THE DELUGE-Conclusion.

We have seen that the Deluge must be considered as universal, in so far as it was a divine judgment for the destruction of mankind. All the men then existing, with the exception of the eight who were in the ark, were destroyed. But what happened to the animal world? This is one of the most difficult questions which could here be raised.

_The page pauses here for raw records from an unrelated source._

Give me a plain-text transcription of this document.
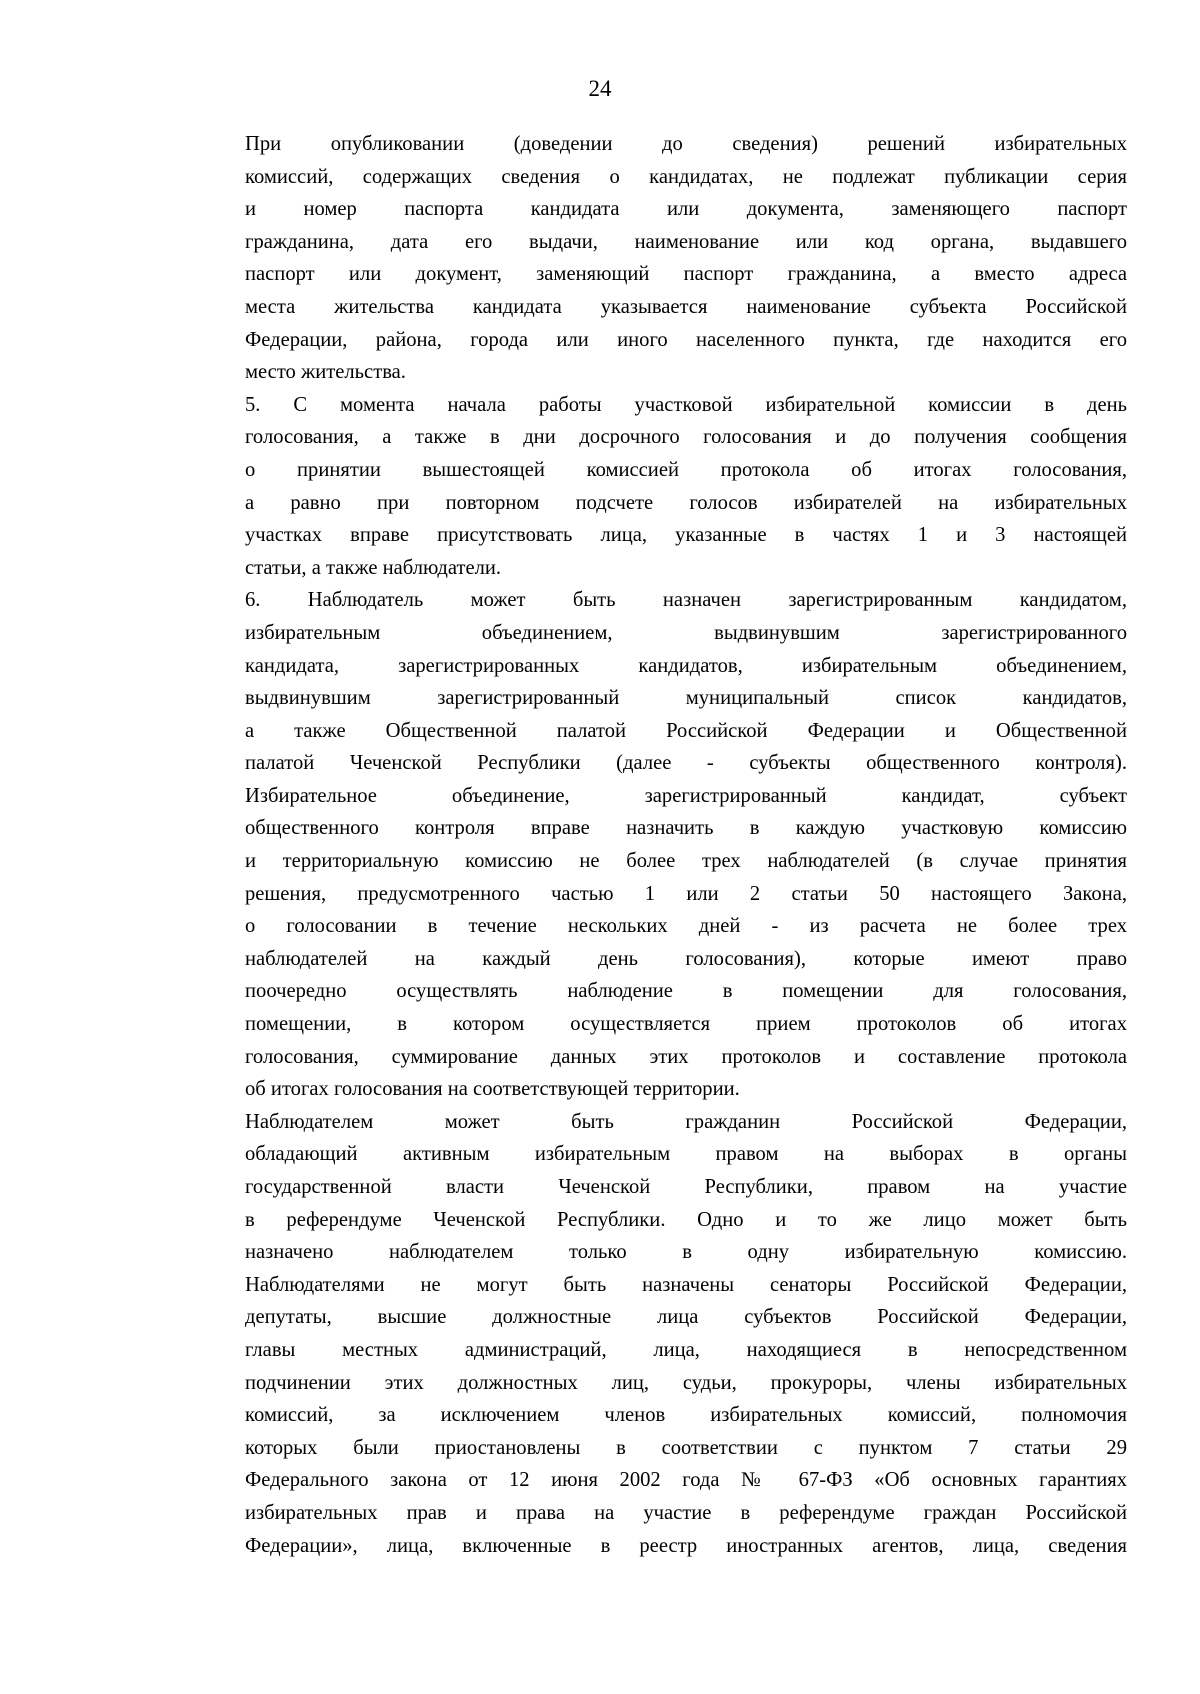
24

При опубликовании (доведении до сведения) решений избирательных
комиссий, содержащих сведения о кандидатах, не подлежат публикации серия
и номер паспорта кандидата или документа, заменяющего паспорт
гражданина, дата его выдачи, наименование или код органа, выдавшего
паспорт или документ, заменяющий паспорт гражданина, а вместо адреса
места жительства кандидата указывается наименование субъекта Российской
Федерации, района, города или иного населенного пункта, где находится его
место жительства.

5. С момента начала работы участковой избирательной комиссии в день
голосования, а также в дни досрочного голосования и до получения сообщения
о принятии вышестоящей комиссией протокола об итогах голосования,
а равно при повторном подсчете голосов избирателей на избирательных
участках вправе присутствовать лица, указанные в частях 1 и 3 настоящей
статьи, а также наблюдатели.

6. Наблюдатель может быть назначен зарегистрированным кандидатом,
избирательным объединением, выдвинувшим зарегистрированного
кандидата, зарегистрированных кандидатов, избирательным объединением,
выдвинувшим зарегистрированный муниципальный список кандидатов,
а также Общественной палатой Российской Федерации и Общественной
палатой Чеченской Республики (далее - субъекты общественного контроля).
Избирательное объединение, зарегистрированный кандидат, субъект
общественного контроля вправе назначить в каждую участковую комиссию
и территориальную комиссию не более трех наблюдателей (в случае принятия
решения, предусмотренного частью 1 или 2 статьи 50 настоящего Закона,
о голосовании в течение нескольких дней - из расчета не более трех
наблюдателей на каждый день голосования), которые имеют право
поочередно осуществлять наблюдение в помещении для голосования,
помещении, в котором осуществляется прием протоколов об итогах
голосования, суммирование данных этих протоколов и составление протокола
об итогах голосования на соответствующей территории.

Наблюдателем может быть гражданин Российской Федерации,
обладающий активным избирательным правом на выборах в органы
государственной власти Чеченской Республики, правом на участие
в референдуме Чеченской Республики. Одно и то же лицо может быть
назначено наблюдателем только в одну избирательную комиссию.
Наблюдателями не могут быть назначены сенаторы Российской Федерации,
депутаты, высшие должностные лица субъектов Российской Федерации,
главы местных администраций, лица, находящиеся в непосредственном
подчинении этих должностных лиц, судьи, прокуроры, члены избирательных
комиссий, за исключением членов избирательных комиссий, полномочия
которых были приостановлены в соответствии с пунктом 7 статьи 29
Федерального закона от 12 июня 2002 года № 67-ФЗ «Об основных гарантиях
избирательных прав и права на участие в референдуме граждан Российской
Федерации», лица, включенные в реестр иностранных агентов, лица, сведения
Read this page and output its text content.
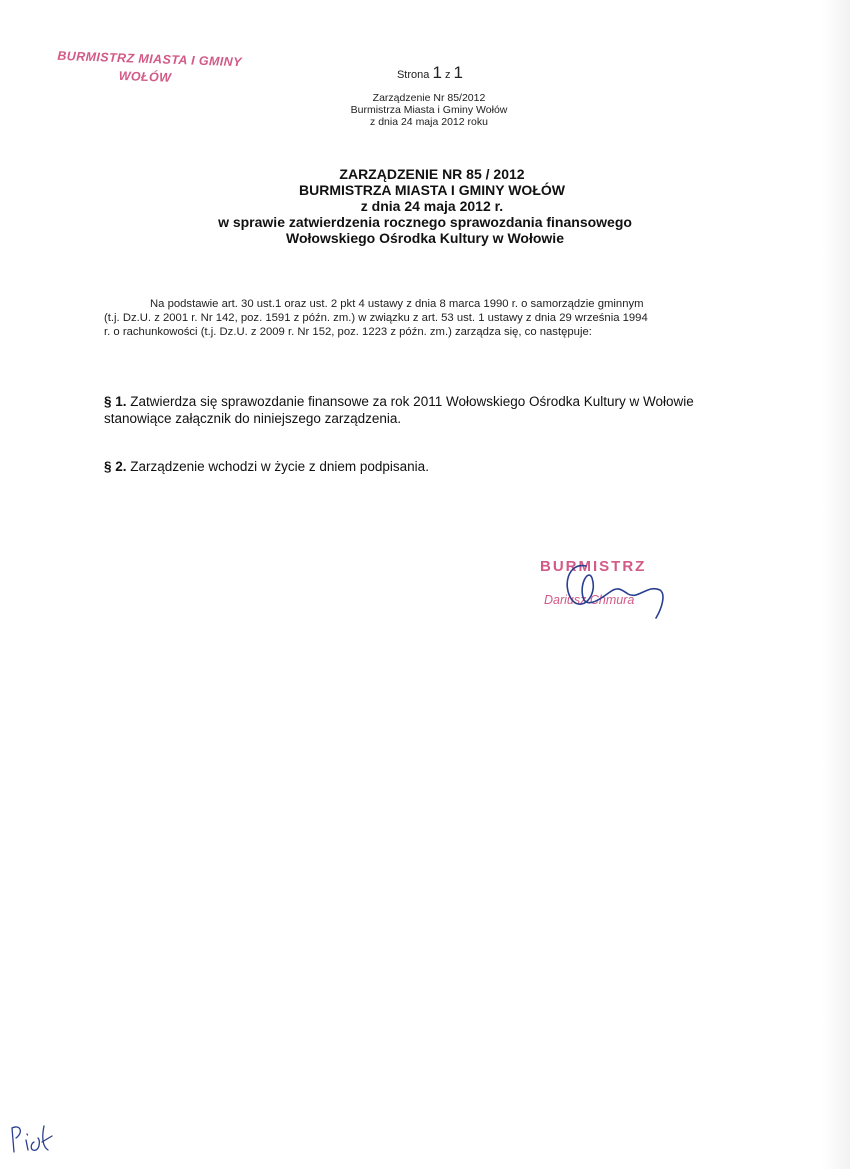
BURMISTRZ MIASTA I GMINY
WOŁÓW	Strona 1 z 1
Zarządzenie Nr 85/2012
Burmistrza Miasta i Gminy Wołów
z dnia 24 maja 2012 roku
ZARZĄDZENIE NR 85 / 2012
BURMISTRZA MIASTA I GMINY WOŁÓW
z dnia 24 maja 2012 r.
w sprawie zatwierdzenia rocznego sprawozdania finansowego
Wołowskiego Ośrodka Kultury w Wołowie
Na podstawie art. 30 ust.1 oraz ust. 2 pkt 4 ustawy z dnia 8 marca 1990 r. o samorządzie gminnym
(t.j. Dz.U. z 2001 r. Nr 142, poz. 1591 z późn. zm.) w związku z art. 53 ust. 1 ustawy z dnia 29 września 1994
r. o rachunkowości (t.j. Dz.U. z 2009 r. Nr 152, poz. 1223 z późn. zm.) zarządza się, co następuje:
§ 1. Zatwierdza się sprawozdanie finansowe za rok 2011 Wołowskiego Ośrodka Kultury w Wołowie
stanowiące załącznik do niniejszego zarządzenia.
§ 2. Zarządzenie wchodzi w życie z dniem podpisania.
BURMISTRZ
Dariusz Chmura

Genesis does not speak expressly of the vegetable world. But the dove brings back an olive leaf, and according to this it seems as if we ought to believe that vegetation was not destroyed, that it at least partially outlived the Flood, and that from those places in which it had survived, it spread to those where it had been destroyed.1 Genesis says nothing of any new creation of vegetation after the Flood. But I should not like to assert that it is exegetically inadmissible to assume either that such a new creation occurred, or that the remaining vegetation was increased by a later creation. The silence of Genesis does not militate against it, and when it is said in the 2nd chapter that "God rested from His work," that is, that He left off creating, this

1 The statement that the olive can bring forth leaves under water is probably only founded on an expression of Pliny's. (Lambert, Le Déluge, p. 120.) The leaf which the dove brought back had probably come out after the Flood; but the tree had been covered by the water, and had remained alive. (Les Mondes, t. 20, 24, Juin 1869, pp. 318, 325.)